Georgette Petiot explained that she went to church, attending several masses, and then spent the rest of the afternoon at the busy train station Gare Saint-Lazare. She was not waiting for anyone, she told the commissaire, and she had not gone there to avoid being recognized. “I was afraid, and I felt more security in the middle of the crowd.”

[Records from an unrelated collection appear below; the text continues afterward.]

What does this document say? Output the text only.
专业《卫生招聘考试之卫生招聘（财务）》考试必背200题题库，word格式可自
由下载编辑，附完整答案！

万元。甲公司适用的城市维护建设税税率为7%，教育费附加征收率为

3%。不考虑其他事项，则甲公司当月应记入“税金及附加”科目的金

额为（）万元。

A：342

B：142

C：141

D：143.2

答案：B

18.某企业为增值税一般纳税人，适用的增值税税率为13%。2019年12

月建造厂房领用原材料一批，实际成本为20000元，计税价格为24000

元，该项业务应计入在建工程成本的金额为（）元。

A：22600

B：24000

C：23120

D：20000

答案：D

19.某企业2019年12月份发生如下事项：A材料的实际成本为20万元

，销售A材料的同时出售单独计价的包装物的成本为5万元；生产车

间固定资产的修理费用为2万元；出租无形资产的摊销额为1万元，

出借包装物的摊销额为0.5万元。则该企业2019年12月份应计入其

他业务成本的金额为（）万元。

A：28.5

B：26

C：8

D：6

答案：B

Asked what exactly she feared, Petiot said that the evening newspapers had appeared at the train station kiosk about six o’clock, and she had panicked when she saw her name on the front page of Paris-Soir . That night, she went to one of her husband’s properties, at 52 rue de Reuilly, thinking that he might come there and give her an explanation. He did not. And as she did not know anyone there, she hid on a staircase near the attic, fleeing into the shadows when a door opened, or occasionally into the courtyard of the neighboring building, which her husband also owned. Fearing detection, she had not slept well.

Early Monday morning, she had gone back to the Gare de Lyon and found the train schedules. As the next departure was not until 5:20 p.m., she spent most of the day at a small hotel restaurant, the Hôtel Alicot at 207 rue de Bercy. She bought her ticket at the last minute and boarded the train for Auxerre. Arriving at 9:00 p.m., she went over to the apartment of her brother-in-law Maurice on rue du Pont. She hoped to find her husband, she repeated, but no one was home. She waited, terrified and uncertain of her next move.